David Cameron faces a long afternoon of questions as he gives evidence to both the Treasury select committee and Public Accounts Committee for their inquiries into Greensill capital.
As readers will be well aware, the Greensill affair has raised countless questions, spanning the access that Lex Greensill was given to the heart of government, the extent of that access, the appropriateness of supply-chain finance schemes pursued by David Cameron’s government on Greensill’s advice, the (public money) loan that Greensill accessed during the pandemic, the transparency or otherwise of the company’s financial arrangements, the appropriateness of the former Prime Minister’s lobbying on Greensill’s behalf, and the global impact of the company’s collapse.
The big question ahead of both evidence sessions with Cameron is how many of these issues will be within each select committee’s scope. The Treasury committee is understood to be planning to ask some probing questions about the extent of the former Prime Minister’s knowledge of Greensill’s troubles ahead of its collapse and about Cameron’s reflections on the appropriateness of his own behaviour as a former prime minister. Those could make for uncomfortable exchanges for Cameron, even as an adept former politician.

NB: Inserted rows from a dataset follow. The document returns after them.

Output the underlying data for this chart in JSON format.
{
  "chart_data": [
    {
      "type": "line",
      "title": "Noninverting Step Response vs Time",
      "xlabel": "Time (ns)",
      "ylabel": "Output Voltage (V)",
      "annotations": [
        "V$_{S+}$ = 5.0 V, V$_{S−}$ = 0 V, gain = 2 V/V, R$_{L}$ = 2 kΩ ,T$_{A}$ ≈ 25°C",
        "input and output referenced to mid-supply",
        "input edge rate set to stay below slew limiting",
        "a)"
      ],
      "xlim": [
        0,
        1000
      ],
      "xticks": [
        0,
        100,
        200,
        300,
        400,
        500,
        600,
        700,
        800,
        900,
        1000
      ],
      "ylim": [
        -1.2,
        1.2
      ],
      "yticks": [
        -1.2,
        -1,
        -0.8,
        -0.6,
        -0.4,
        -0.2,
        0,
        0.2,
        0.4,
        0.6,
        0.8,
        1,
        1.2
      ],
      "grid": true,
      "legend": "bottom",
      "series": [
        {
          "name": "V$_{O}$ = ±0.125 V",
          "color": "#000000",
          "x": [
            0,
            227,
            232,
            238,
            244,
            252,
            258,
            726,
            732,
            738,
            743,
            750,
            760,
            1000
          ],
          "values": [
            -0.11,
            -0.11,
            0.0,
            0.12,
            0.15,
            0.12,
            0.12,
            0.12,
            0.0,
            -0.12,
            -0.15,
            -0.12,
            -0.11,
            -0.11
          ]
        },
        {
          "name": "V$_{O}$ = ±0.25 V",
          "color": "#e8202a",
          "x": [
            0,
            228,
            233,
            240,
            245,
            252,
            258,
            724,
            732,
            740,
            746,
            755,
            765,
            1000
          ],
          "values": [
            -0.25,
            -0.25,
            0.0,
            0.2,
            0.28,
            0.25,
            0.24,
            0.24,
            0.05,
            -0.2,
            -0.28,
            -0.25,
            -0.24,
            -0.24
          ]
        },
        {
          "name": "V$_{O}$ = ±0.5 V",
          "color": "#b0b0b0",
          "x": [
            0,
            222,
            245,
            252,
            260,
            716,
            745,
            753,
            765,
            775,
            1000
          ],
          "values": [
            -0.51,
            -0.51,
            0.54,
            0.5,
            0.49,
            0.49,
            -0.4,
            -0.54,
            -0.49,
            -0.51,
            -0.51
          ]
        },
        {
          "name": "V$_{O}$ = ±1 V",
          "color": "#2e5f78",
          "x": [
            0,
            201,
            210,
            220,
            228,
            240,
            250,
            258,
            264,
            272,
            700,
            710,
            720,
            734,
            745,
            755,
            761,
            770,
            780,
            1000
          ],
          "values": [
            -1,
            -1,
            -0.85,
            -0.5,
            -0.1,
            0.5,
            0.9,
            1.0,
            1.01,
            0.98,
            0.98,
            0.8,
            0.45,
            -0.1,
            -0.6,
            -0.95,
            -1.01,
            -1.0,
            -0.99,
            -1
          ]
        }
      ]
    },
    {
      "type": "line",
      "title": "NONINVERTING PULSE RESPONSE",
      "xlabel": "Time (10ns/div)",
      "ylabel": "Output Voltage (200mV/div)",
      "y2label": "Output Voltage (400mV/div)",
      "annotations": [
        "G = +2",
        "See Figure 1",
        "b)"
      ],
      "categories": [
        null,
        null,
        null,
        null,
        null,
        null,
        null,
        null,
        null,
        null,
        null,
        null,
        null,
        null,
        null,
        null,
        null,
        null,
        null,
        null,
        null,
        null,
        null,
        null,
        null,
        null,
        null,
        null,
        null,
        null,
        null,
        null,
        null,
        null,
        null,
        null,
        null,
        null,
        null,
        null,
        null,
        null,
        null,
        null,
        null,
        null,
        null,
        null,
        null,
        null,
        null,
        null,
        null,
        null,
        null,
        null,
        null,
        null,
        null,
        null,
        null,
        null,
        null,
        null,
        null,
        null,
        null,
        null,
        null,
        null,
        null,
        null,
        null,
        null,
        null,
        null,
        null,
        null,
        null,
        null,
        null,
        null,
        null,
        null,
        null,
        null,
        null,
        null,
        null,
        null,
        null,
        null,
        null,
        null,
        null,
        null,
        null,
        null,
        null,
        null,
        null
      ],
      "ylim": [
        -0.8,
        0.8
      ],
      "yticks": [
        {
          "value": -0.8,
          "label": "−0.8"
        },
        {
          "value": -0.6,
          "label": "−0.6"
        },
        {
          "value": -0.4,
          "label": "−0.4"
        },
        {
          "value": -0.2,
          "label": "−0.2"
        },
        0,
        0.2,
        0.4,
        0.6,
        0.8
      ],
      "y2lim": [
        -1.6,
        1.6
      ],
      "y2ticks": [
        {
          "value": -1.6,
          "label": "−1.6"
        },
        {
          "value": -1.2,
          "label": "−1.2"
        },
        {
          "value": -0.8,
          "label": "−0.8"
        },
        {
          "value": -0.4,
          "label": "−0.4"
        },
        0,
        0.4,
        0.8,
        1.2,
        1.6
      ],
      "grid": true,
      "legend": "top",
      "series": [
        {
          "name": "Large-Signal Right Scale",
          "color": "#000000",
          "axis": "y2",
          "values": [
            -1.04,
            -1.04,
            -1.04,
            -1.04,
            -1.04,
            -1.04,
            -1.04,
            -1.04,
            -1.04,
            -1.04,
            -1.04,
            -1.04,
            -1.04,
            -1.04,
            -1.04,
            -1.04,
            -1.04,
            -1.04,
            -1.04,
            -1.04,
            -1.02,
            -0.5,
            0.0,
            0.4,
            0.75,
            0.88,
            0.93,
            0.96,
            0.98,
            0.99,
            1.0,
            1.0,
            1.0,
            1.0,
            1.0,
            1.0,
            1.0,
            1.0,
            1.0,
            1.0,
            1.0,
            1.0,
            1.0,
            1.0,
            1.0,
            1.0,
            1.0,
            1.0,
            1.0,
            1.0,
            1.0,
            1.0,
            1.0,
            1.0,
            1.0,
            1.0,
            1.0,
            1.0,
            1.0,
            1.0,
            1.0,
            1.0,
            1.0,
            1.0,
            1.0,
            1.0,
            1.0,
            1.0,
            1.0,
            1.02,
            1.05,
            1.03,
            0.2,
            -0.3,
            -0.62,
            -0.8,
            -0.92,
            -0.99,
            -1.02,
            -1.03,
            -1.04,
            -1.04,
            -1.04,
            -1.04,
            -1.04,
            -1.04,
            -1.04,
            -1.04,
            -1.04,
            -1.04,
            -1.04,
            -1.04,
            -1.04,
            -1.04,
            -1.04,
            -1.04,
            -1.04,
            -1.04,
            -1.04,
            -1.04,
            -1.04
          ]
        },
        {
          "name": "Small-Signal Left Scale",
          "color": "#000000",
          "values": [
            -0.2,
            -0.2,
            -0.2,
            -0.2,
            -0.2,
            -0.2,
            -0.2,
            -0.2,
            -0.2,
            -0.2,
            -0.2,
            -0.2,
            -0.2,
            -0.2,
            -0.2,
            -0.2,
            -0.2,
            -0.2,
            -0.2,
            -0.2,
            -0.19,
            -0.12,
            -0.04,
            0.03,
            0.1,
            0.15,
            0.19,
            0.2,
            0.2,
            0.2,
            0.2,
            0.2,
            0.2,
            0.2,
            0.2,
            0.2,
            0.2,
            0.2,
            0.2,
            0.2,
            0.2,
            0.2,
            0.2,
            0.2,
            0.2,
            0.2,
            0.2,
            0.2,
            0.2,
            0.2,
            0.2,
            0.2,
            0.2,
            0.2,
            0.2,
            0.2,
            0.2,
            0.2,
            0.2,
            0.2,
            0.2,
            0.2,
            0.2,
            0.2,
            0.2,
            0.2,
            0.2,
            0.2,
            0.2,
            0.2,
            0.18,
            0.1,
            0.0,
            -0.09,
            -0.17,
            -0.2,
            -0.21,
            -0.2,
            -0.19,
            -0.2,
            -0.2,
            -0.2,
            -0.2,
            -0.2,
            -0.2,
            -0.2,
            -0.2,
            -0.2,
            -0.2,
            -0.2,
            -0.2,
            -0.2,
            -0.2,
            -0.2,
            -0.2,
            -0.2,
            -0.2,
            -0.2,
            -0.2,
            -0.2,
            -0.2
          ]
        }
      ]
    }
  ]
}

But the case against a terribly revealing session at the Treasury committee is that the committee’s ultimate aim is not to pass judgement on Cameron, but to answer two rather different questions. The first is whether the Treasury responded appropriately to lobbying by Greensill and Cameron, and the second is whether there are lessons for regulators from Greensill’s collapse. Neither directly corresponds to the questions facing Cameron personally or to decisions he took in government.
The Public Accounts Committee’s brief is slightly wider, considering transparency in how government conducts its commercial affairs, the role of “influence”, as well as the allocation of coronavirus business support and, crucially, the role of supply-chain finance in government contracts. This has more direct implications for Cameron’s judgement while in No 10, as well as after, and it is probably the session the former prime minister is more nervous about.